Pension investors must accept that risks within the alternatives space are no longer being adequately compensated, but should nevertheless continue to invest in such asset classes, according to the chairman of the board at Germany NSN Pension Trust.

Speaking at an event for institutional investors in Vienna last week, Thomas Friese said the “bitter pill” of lower returns needed to be swallowed.

“Also, in the alternatives space, the best times are behind us,” Friese added, but nevertheless stressing it remained “important to be invested in this segment”, even where investors were not being adequately compensated for the associated risks.

At the end of 2015, NSN Pension Trust, the former pension fund for Nokia-Siemens Networks and now responsible for pensions for Nokia’s German staff, had allocated approximately 20% of its €1bn in assets to alternative investments.

On the same panel, Hubertus Theile-Ochel, managing partner at Munich-based alternatives boutique Golding Capital Partners, urged investors to make alternatives part of their strategic asset allocation, “even if it is just a small allocation to start their learning process”.

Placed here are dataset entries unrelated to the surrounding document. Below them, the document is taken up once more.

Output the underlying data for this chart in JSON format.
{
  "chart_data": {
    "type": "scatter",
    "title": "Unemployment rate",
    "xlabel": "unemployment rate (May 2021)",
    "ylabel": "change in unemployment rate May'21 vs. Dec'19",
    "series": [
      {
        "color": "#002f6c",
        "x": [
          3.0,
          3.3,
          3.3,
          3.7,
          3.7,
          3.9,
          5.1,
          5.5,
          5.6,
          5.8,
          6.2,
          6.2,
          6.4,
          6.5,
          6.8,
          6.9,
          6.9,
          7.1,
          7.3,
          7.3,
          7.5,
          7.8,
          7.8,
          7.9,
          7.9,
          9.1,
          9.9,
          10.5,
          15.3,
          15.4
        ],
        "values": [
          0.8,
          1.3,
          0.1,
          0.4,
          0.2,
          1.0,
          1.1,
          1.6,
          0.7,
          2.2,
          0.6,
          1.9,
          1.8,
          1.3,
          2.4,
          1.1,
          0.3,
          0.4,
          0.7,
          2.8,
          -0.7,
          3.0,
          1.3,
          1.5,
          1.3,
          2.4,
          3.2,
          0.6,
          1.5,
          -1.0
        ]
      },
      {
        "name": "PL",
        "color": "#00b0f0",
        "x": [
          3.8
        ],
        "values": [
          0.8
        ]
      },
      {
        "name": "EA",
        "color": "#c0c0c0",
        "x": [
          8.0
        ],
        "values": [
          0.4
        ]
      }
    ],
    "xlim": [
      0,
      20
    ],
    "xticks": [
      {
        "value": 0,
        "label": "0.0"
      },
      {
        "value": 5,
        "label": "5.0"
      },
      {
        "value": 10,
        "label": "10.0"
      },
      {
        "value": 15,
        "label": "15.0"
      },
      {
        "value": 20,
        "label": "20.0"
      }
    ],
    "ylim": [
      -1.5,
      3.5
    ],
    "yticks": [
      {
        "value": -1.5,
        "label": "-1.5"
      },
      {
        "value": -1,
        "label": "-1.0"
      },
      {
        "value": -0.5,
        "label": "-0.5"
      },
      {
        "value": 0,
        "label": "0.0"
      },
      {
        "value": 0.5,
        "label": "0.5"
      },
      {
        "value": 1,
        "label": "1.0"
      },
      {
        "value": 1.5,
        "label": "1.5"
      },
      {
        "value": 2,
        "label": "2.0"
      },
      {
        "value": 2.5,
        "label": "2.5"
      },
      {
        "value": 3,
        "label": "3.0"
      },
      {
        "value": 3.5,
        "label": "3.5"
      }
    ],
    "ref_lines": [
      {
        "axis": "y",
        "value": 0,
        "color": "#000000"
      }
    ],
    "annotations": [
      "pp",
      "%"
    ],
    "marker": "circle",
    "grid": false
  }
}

He urged a change in the way fees were charged when investing in alternatives, suggesting fees based on actual invested capital rather than on committed capital were the solution.

However, Marcus Klug, CIO at Austria’s Bundespensionskasse, the pension fund for civil servants, pointed out he was “looking at alternatives much more opportunistically”, rather than allocating a fixed sum annually.

“We are waiting for the right investment to [come along]”, he noted, adding that alternatives were a “very broad area which cannot be thrown into one basket”.

Currently, the €700m Bundespensionskasse, mandatory for most civil servants who started work after 1999, has a 12% share of alternatives.

Dietmar Lehmann, CIO at Germany’s €3bn VolkswagenStiftung, which is run independently of the carmaker, told delegates he was “rather sobered and disillusioned by active management”.

He explained his dissatisfaction by saying: “There is always one excuse or another why the strategies did not work in the end.”

He added that a renewed attempt by the foundation employing active management in the small-caps segment was failing, even after a change of manager.

Lehmann said: “We have swapped the manager after three years, but the new one is also not living up to expectations a year after hiring.”